Ah, but there's now a new hurdle in the way, care of MCC - anybody else do the OATS B737 generic LOFT course ? Which turned out not to qualify you as having done MCC, i.e. a complete waste of money ! - which, as correctly stated above, many airlines now ‘require’ you have before they'll even take a look at you ( e.g. I did mine in order to get an interview with CityFlyer, as was ).

And of course old father time continues to twist his cruel knife and you then find that you're too old and that airline's seemingly don't want you when you're body clock's in or beyond the 30's

Yep, one can indeed despair of the whole way that it's going ( i.e. some have described it as headed the way of the shipping industry ), but has it really ever been different ? - it's a very cyclic business.

Usually by the time that you cotton-on to the true state of affairs ( i.e. just how difficult it can be to get an airline job), you've now invested too much time and money to quit, and so you keep hanging on and dispair can start to set in.

At that point, and if you can find the funds, you might well indeed be tempted to do a self-funded type-rating, as a veritable last ditch attempt to get a toe on the aviation ladder - and I know people for whom this was the precise circumstance, albeit that they're now sitting at the front of B737's and A320's, which is something that, for them, would never have happened if they did not take the course of action which they did.

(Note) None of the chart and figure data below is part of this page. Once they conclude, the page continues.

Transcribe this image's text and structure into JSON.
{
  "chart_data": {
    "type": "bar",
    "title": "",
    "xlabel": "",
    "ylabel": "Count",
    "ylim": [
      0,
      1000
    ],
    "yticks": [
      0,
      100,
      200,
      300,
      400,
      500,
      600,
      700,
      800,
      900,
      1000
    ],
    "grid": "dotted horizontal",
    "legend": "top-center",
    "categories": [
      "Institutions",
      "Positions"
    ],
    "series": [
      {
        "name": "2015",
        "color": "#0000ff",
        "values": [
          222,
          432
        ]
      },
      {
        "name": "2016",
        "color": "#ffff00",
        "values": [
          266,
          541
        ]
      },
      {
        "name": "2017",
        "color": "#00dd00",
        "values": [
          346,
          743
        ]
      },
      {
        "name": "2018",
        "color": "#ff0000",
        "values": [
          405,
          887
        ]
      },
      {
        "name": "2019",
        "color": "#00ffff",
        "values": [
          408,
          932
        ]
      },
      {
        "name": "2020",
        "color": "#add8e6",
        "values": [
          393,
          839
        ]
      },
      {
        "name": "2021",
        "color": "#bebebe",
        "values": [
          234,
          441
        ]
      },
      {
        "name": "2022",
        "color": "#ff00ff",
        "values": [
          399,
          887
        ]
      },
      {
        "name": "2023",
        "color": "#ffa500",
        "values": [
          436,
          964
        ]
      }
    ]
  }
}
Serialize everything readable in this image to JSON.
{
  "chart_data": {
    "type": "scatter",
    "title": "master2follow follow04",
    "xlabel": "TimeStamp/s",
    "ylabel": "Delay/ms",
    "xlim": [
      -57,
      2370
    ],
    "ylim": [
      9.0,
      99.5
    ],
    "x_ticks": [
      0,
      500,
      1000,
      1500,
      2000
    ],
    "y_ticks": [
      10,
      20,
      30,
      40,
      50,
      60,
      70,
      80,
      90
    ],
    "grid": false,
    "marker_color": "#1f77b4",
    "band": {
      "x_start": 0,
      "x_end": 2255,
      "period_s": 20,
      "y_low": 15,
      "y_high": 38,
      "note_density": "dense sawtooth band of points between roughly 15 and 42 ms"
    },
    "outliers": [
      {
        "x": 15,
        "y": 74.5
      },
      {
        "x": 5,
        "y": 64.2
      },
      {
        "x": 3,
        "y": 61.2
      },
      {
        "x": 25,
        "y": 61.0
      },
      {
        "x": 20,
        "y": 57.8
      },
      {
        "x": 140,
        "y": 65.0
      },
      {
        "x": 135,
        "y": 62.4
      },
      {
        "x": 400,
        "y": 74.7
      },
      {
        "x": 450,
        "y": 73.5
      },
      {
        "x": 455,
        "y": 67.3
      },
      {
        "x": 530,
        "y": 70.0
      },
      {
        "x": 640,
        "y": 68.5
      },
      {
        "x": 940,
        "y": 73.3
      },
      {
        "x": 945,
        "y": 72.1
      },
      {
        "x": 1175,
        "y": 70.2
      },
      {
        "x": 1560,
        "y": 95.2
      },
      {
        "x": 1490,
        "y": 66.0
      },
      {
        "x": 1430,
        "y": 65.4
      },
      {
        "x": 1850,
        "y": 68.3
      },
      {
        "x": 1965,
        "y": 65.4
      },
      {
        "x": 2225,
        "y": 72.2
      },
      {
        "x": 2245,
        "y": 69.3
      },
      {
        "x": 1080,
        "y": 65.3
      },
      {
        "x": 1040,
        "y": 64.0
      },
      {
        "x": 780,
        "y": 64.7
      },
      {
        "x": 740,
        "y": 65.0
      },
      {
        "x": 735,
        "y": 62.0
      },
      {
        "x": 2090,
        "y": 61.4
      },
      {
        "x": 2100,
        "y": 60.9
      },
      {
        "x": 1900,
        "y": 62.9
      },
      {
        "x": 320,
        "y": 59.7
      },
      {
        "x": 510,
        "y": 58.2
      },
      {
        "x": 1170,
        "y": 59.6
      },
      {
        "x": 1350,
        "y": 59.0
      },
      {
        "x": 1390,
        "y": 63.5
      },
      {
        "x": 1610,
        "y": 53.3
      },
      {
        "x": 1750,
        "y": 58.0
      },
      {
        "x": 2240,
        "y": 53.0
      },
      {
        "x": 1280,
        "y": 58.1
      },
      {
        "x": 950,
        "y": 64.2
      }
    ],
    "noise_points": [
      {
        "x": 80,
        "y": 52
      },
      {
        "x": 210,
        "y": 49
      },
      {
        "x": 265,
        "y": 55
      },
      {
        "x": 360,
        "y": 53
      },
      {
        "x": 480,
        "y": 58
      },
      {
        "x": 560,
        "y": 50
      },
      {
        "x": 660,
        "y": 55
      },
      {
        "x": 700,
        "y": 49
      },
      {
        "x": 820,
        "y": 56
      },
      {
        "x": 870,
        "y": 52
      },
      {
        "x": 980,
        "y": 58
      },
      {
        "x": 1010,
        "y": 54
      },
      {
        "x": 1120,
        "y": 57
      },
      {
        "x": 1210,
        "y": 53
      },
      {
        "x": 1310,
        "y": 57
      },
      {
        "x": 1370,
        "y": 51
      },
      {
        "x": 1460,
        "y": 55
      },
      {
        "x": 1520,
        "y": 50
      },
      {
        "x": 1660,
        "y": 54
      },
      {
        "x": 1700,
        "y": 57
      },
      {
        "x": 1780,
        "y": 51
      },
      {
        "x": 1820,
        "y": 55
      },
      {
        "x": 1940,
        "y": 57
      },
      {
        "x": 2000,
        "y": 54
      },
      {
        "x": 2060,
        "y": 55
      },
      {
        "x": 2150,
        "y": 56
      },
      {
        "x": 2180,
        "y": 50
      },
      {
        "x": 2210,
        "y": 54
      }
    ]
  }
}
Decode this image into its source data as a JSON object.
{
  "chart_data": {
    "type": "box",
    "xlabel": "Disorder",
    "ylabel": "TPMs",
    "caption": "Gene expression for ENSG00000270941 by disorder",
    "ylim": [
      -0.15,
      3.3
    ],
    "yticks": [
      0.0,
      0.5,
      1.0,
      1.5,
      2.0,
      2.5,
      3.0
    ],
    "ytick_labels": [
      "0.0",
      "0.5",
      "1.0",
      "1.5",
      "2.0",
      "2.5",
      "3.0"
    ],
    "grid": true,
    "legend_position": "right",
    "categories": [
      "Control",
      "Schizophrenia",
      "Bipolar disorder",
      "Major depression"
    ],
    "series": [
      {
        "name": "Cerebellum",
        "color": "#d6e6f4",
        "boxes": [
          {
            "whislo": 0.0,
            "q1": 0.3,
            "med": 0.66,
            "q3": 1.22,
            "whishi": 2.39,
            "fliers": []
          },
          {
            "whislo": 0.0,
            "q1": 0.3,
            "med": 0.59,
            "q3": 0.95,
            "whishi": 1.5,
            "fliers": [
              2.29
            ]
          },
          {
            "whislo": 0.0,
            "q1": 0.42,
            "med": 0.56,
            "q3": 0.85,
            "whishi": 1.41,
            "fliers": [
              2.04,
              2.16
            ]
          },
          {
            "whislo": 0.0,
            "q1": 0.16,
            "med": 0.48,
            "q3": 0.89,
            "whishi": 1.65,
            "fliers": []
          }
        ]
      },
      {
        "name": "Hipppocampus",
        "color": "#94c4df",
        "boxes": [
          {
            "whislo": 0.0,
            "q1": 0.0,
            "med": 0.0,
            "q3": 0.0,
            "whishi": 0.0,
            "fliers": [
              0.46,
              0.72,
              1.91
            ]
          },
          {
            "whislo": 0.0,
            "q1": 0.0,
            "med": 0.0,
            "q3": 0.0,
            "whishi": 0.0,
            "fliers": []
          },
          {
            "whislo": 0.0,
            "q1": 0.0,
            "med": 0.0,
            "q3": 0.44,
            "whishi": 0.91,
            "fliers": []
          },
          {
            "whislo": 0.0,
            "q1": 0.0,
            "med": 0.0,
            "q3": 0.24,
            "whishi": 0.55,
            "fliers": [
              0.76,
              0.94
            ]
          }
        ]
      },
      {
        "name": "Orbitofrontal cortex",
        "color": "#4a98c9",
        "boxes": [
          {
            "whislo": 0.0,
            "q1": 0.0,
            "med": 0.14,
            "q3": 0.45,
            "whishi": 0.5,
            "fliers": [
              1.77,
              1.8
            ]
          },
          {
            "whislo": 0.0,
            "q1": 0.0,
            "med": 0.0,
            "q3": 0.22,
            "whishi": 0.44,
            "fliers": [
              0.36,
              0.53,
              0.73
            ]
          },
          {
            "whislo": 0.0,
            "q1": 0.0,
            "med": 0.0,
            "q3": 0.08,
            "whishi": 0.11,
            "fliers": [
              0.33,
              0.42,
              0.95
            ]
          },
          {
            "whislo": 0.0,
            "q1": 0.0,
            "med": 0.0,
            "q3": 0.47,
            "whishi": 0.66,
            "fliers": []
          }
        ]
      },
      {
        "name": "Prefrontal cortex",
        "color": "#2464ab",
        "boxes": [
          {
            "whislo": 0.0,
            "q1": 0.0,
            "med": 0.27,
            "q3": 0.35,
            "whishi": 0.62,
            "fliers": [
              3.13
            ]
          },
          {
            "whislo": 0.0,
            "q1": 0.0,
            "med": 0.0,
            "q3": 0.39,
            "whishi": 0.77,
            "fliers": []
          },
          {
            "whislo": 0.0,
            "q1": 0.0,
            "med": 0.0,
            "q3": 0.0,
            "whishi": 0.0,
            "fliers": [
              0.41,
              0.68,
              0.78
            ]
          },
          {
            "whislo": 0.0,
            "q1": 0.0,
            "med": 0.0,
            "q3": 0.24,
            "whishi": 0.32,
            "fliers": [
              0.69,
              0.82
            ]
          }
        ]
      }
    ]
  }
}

If the truth be told, if I'd had the money, I too would have done a self-funded type rating – as it would have probably got me in the airline door four or five years earlier than actually happened - but I didn't have the funds, and so I had to trust to luck ( and my dashing good looks ) and accordingly I ended up waiting a very long time from the point when I'd obtained my license until the point when I got my first flying job, i.e. it was something like eight years, with various opportunities along the way making it feel like an horrific emotional roller coaster ( to say nothing of the time & money spent in the interim period keeping some semblance currency ).

So, been there, done that - and no, it's not nice, but that's just how it is. Maybe ( hopefully ) it’ll change for the better someday, who knows ? But playing a waiting game is not without its own risks !

That said ( hence the edit ) Andy is right - don't quit, all the market projections are for a boom in air travel ( subject to no more 911's and / or oil supply or economic problems ) and airlines will need pilots - and then you might find yourself doing a jet type rating at a TRTO ( maybe even at Bond ? ) but with an airline paying for it !

Last edited by CrashDive; 4th Sep 2003 at 18:41.